How Effective Are Anti-Addiction Ads?

For generations now, TV watchers have had the opportunity to see anti-addiction PSA’s flash across their small screens. Whether it was the D.A.R.E. campaign of the 1980’s or the frying egg which has been brought back this decade, these messages have been hard to escape. But the question is, are they effective? Or could anti-addiction dollars be put to better use?

 

Local Cheyenne, Wyoming outlet KGWN recently addressed that thought in an effective piece that shared insights from politicians, viewers and advertising agencies. Ohio senator Sherrod Brown was quoted in the article. His belief was that these types of commercials can make a difference, if they are executed properly. In his opinion, a PSA series like “Just Say No” failed in many respects.

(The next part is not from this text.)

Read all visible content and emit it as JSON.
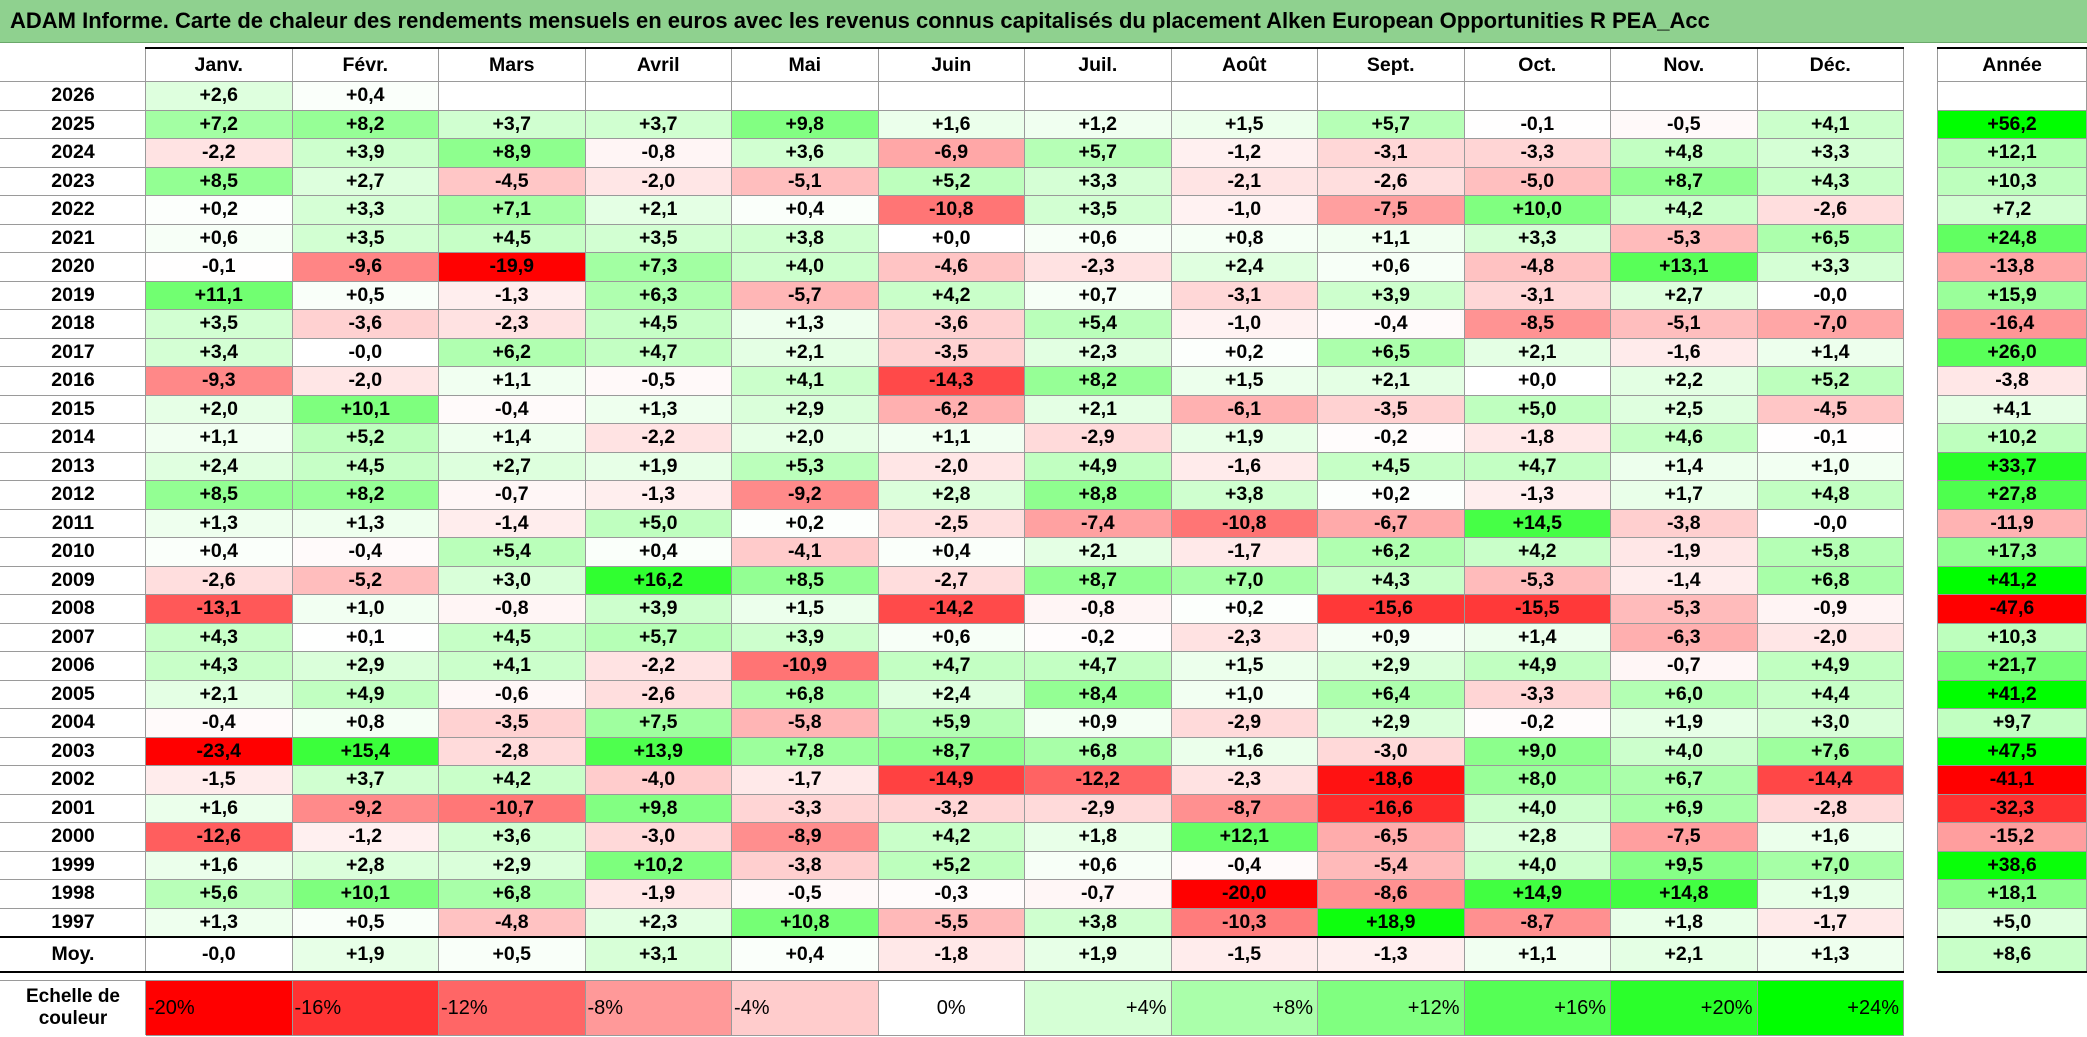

But Brown believes that years of anti-smoking ads have had a positive effect.

 

“We can all agree that ‘Just Say No’ didn’t work very well,” Brown explained to reporters. “But when there was a real focus and when communities and government listened to the experts on anti-smoking we were able in a whole lot of ways to dramatically drop the rate of smoking in this country.”

 

Advertising agency rep Wendy Melillo also spoke with the outlet and agreed that “Just Say No” missed the mark. Bringing a little history into that campaign, she explained that it initially tested quite well with adults. But its teenage target audience was not impressed with the message.

 

“Telling teens what to do is a good way to get them to do the opposite,” Melillo added. “And anti-drug campaigners need to keep that in mind. Something like the McGruff Crime Dog proved to be effective because its service announcement stems from its ability to point the audience to a next step.”

 

Melillo also chimed in on the success of many anti-smoking PSA campaigns. She explained that a good commercial needs to capture an audience’s attention and keep it. Indeed, many of the stop smoking ads have included jarring images of people in hospitals and zipped up in body bags. Shocking for sure but, in Melillio’s opinion, also very effective.

 

When it comes to modern day addictions and the opioid crisis, Melillo believes there are ways to make the message stick.

 

“Newer ads should make it clear that help is available, and recovery is possible,” she concluded. “The message most likely to get a user into recovery is simple, ‘there is hope, in that we can and do recover from alcohol and drug addiction’.”